Однако цель данной реплики — не дискуссия ни по общей концепции, ни по отдельным частным предложенным автором этимологизациям. Это бессмысленно, поскольку порочен сам метод исследования. Поэтому более важным представляется обратиться не к существу этимологизаций Олейниченко, а именно к этому методу, столь характерному для многих антинорманистов. В частности, его активно эксплуатирует Л. Грот. Она выдумала и выпестовала свой собственный чрезвычайно удобный ей норманизм, чтобы долго и плодотворно разделывать его под орех [3]. Но поскольку этот выдуманный Грот фантом не имеет касательства к реальному современному норманизму, тот ничуть не пострадал и с некоторой жалостью взирает на руины своего гротескного (да простит мне Грот нечаянную омонимичность) тёзки-самозванца. Аналогично поступает и Олейниченко. Он выдумывает некий никогда не существовавший в реальности исторический ландшафт, населяет его фантомными действующими персонажами и заставляет их совершать абсурдные, но необходимые для обоснования концепции автора поступки. Далее я буду стараться ловить его за руку на такого рода манипуляциях и раскрывать читателю секреты фокусов.
►♦◄
Начнём с главного. Следуя примеру Грот, Олейниченко выдумывает не только свой собственный норманизм, но и собственных безымянных его адептов, которые якобы дурят всем нам головы какими-то норманнами, то есть скандинавами, шастающими туда-сюда по Днепру от Скандинавии до Византии и подсовывающими Константину Багрянородному свои скандинавские названия днепровских порогов под видом «росских». Этому выдуманному норманизму с мультяшными действующими лицами Олейниченко противопоставляет свой антинорманизм, в котором якобы настоящая русь, конечно же стопроцентно славянская, тоже шатается по Днепру и, не мелочась, впаривает доверчивым ромеям сразу два разных комплекта славянских названий днепровских порогов.

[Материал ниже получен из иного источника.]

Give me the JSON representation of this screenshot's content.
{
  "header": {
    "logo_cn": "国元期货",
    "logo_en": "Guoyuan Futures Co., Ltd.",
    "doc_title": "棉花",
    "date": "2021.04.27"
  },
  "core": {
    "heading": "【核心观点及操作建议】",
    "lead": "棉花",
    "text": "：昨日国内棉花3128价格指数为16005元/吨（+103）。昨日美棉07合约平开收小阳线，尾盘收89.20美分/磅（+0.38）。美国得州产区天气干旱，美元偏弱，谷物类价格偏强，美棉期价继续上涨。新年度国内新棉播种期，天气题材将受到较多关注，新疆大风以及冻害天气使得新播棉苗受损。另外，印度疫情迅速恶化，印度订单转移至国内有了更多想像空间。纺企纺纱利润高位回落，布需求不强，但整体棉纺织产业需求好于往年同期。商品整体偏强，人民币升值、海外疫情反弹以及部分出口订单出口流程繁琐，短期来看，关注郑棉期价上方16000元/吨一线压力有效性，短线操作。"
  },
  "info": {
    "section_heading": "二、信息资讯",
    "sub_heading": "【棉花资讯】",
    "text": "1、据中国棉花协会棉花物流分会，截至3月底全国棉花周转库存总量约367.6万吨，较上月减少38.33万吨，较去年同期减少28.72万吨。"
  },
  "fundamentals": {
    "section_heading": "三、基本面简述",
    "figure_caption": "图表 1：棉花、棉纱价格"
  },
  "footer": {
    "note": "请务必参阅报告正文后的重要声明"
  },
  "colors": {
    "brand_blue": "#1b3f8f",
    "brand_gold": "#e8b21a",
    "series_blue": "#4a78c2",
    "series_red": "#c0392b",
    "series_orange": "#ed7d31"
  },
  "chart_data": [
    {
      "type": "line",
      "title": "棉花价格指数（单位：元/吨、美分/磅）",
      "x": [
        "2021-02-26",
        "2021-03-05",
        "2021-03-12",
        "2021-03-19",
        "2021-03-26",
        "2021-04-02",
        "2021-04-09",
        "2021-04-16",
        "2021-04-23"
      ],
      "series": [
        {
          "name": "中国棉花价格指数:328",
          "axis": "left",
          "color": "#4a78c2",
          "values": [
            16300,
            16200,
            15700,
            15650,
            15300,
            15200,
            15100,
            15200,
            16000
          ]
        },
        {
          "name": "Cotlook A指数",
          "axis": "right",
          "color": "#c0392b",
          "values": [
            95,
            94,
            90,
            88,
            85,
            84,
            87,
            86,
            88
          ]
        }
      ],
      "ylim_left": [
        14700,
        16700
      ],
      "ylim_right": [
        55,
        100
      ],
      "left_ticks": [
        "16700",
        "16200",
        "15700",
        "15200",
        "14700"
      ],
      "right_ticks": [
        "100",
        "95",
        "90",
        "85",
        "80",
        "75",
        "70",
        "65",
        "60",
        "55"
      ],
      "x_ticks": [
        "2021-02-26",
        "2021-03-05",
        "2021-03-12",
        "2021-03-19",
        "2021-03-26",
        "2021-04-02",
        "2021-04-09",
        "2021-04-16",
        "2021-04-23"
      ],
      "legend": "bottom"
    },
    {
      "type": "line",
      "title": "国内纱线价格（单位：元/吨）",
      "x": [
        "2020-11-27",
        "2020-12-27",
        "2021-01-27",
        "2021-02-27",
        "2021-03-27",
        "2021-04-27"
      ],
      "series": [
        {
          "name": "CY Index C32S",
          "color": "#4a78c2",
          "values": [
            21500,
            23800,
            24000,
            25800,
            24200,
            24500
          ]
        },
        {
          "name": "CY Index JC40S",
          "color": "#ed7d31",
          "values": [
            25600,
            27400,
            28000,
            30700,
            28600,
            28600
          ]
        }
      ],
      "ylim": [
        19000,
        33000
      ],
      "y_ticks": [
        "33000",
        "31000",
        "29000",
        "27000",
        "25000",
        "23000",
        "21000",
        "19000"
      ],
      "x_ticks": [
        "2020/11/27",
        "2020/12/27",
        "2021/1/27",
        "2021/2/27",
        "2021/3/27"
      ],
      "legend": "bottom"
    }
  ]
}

Выписывая свой фантомный исторический ландшафт, Олейниченко апеллирует к Константину: «…он [Константин] нигде не пишет, что росы не славяне…», умалчивая, что Константин нигде не пишет и противоположного: что русь — это славяне. Хотя, будь это так, столь скрупулёзный автор, как Константин, вряд ли проигнорировал бы столь существенную подробность. Вместо этого он последовательно разделяет русь и славян и невключением руси в перечни славянских племён, и прямым противопоставлением руси её многочисленным пактиотам-склавиниям.
Путаница руси со скандинавами красной нитью проходит через всю статью и подчёркивается риторическими вопросами, риторика которых вряд ли случайна. Олейниченко, как и Грот, апеллирует к эмоциям, а не логике и знаниям. Для сконструированного им вокруг днепровских порогов псевдоисторического мира ответы не только не нужны, но и вредны. Поэтому мы имеем тот случай, когда даже риторические вопросы требуют ответа.

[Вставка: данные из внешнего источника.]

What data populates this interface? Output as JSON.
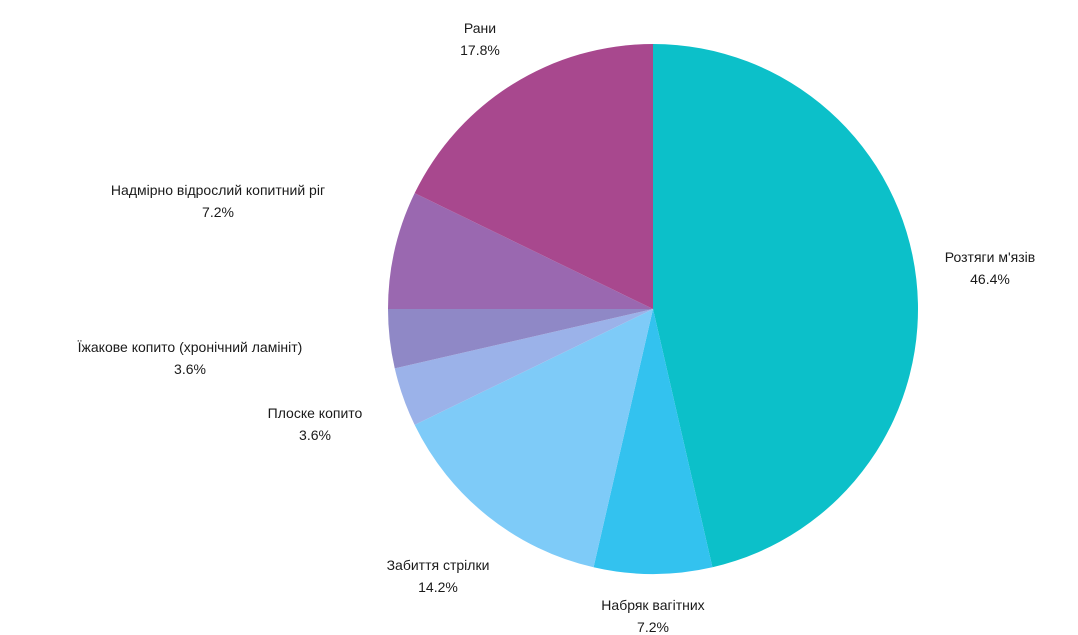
{
  "chart_data": {
    "type": "pie",
    "title": "",
    "start_angle_deg": 0,
    "direction": "clockwise",
    "slices": [
      {
        "label": "Розтяги м'язів",
        "value": 46.4,
        "percent_label": "46.4%",
        "color": "#0cc0c9"
      },
      {
        "label": "Набряк вагітних",
        "value": 7.2,
        "percent_label": "7.2%",
        "color": "#33c2ef"
      },
      {
        "label": "Забиття стрілки",
        "value": 14.2,
        "percent_label": "14.2%",
        "color": "#7ecbf8"
      },
      {
        "label": "Плоске копито",
        "value": 3.6,
        "percent_label": "3.6%",
        "color": "#9bb2e9"
      },
      {
        "label": "Їжакове копито (хронічний ламініт)",
        "value": 3.6,
        "percent_label": "3.6%",
        "color": "#8f88c6"
      },
      {
        "label": "Надмірно відрослий копитний ріг",
        "value": 7.2,
        "percent_label": "7.2%",
        "color": "#9a68b0"
      },
      {
        "label": "Рани",
        "value": 17.8,
        "percent_label": "17.8%",
        "color": "#a8488e"
      }
    ]
  }
}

Первый такой вопрос: «Почему вдруг скандинавы отдельно сообщали грекам только скандинавские названия порогов, не приводя больше никаких других топонимов и гидронимов?» Прежде чем ответить на этот вопрос, следует отметить его формальную некорректность: на самом деле мы не знаем и не можем знать, что скандинавы (или не скандинавы) сообщали грекам; мы знаем только то, что записал константинопольский чиновник из вероятного сообщения какого-то информатора. Кем был этот информатор, мы тоже не знаем, а скандинавы появляются у Олейниченко как чёртики из табакерки — во всём тексте Константина о каких-либо скандинавах нет ни слова. То есть, здесь мы имеем проявление той самой сознательной путаницы руси со скандинавами. По существу же вопроса на самом деле в своём труде Константин приводит много других топонимов: название области «Внешняя Росия» и целого ряда городов Руси, в том числе двух, Немогард (Νεμογαρδας) и Самбат (Σαμβατας), чьи названия этимологизируются из древнескандинавского [4].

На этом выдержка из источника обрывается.